A Church of England vicar has become an internet sensation after accidentally setting himself ablaze while conducting an online service.

Reverend Stephen Beach of Budeaux Parish Church in Plymouth, UK, was recording a low-key devotional time from his own home—complete with atmospheric background candles—when the hilarious mishap took place.

“It’s a great thing to pause in the presence of God and to ask the question, ‘Lord God, what are you saying to us?’” Beach said during the final section of his church’s inaugural “online worship experience.”

Then, as he leaned over and spoke into the camera, one of the candles suddenly ignited the sleeve of his sweatshirt.

“Oh dear, I’ve just caught fire,” the vicar said matter-of-factly, as the flames began to spread across his shoulder.

Beach quickly extinguished the fire and brought the broadcast to an abrupt end. Speaking afterward, the reverend confirmed that he was unharmed during the incident.

“I just felt my arm getting a bit hot,” he told Sky News. “The nice thing is, it did damage my pullover and my shirt but my arm is fine—there’s no burn on my arm.”

Since the accident, Beach said he had been inundated with jokes from other ministers about being “on fire for Jesus.”

“People have laughed and laughed, really,” he said.

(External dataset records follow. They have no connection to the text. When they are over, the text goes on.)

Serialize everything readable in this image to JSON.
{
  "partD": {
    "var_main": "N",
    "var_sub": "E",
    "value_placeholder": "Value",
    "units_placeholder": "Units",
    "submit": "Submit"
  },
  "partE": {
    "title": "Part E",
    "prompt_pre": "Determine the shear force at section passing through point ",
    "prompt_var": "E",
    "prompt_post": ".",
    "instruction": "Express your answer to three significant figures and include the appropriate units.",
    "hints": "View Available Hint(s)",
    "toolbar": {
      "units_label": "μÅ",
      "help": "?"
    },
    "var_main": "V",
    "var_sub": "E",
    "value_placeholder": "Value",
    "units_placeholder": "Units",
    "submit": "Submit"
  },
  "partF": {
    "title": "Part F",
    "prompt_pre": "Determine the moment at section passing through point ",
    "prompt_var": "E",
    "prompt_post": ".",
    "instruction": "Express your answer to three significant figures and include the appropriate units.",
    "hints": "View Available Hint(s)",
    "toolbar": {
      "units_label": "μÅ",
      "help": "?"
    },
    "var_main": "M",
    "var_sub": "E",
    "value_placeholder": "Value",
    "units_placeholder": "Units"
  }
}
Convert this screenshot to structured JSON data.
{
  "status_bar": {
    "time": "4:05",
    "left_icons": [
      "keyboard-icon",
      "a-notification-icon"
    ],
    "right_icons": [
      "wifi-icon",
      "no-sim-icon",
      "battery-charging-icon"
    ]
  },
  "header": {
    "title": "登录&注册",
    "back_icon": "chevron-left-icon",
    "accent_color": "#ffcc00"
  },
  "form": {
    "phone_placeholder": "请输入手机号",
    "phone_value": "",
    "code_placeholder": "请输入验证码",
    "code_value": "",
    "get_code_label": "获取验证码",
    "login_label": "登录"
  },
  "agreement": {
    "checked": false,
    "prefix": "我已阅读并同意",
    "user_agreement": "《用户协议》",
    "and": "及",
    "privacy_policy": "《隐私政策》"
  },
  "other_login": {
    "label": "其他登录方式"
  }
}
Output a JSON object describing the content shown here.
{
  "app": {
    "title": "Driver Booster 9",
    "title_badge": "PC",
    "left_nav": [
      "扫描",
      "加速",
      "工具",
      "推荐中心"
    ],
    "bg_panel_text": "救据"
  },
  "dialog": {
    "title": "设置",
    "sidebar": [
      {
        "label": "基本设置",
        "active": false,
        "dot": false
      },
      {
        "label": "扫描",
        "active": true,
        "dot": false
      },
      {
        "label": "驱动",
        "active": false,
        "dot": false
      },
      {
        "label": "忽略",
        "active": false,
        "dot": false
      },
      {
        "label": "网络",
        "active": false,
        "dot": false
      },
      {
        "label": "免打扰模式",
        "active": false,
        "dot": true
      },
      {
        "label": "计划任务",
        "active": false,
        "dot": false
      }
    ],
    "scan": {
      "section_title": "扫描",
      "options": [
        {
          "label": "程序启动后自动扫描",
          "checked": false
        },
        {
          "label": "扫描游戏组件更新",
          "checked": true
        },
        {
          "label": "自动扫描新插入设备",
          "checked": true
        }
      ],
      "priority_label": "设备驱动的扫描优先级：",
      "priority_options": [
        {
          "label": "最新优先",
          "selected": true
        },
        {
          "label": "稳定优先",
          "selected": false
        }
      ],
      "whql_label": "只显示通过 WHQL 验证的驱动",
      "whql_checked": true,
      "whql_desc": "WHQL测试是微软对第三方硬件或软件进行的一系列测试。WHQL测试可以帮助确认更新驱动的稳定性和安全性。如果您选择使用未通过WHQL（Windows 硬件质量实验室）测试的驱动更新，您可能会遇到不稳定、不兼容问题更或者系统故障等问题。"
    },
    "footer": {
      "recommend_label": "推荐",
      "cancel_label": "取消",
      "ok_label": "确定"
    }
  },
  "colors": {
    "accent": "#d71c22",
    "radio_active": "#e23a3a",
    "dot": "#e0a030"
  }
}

In response to the COVID-19 pandemic, the Church of England has officially banned all of its mass gatherings. On Sunday, Archbishop of Canterbury Justin Welby broadcasted a special Sunday morning service across several BBC radio stations.

“At difficult times we have a choice. We can focus on fear, on ourselves and what we cannot do. Or we can turn to God and let God lead us into praying for the world, and let prayer flow into us, taking creative and loving action,” Welby said during his sermon. “That’s what we want to do today, to remind ourselves that life carries on and that there is much to celebrate in our communities.”

The archbishop warned that in a crisis of this magnitude, there is a temptation to “pull up the drawbridge and just look after ourselves.” Christians, however, should instead seek to “listen to the voice of God’s caring love for us, and his encouragement to turn ourselves towards others.”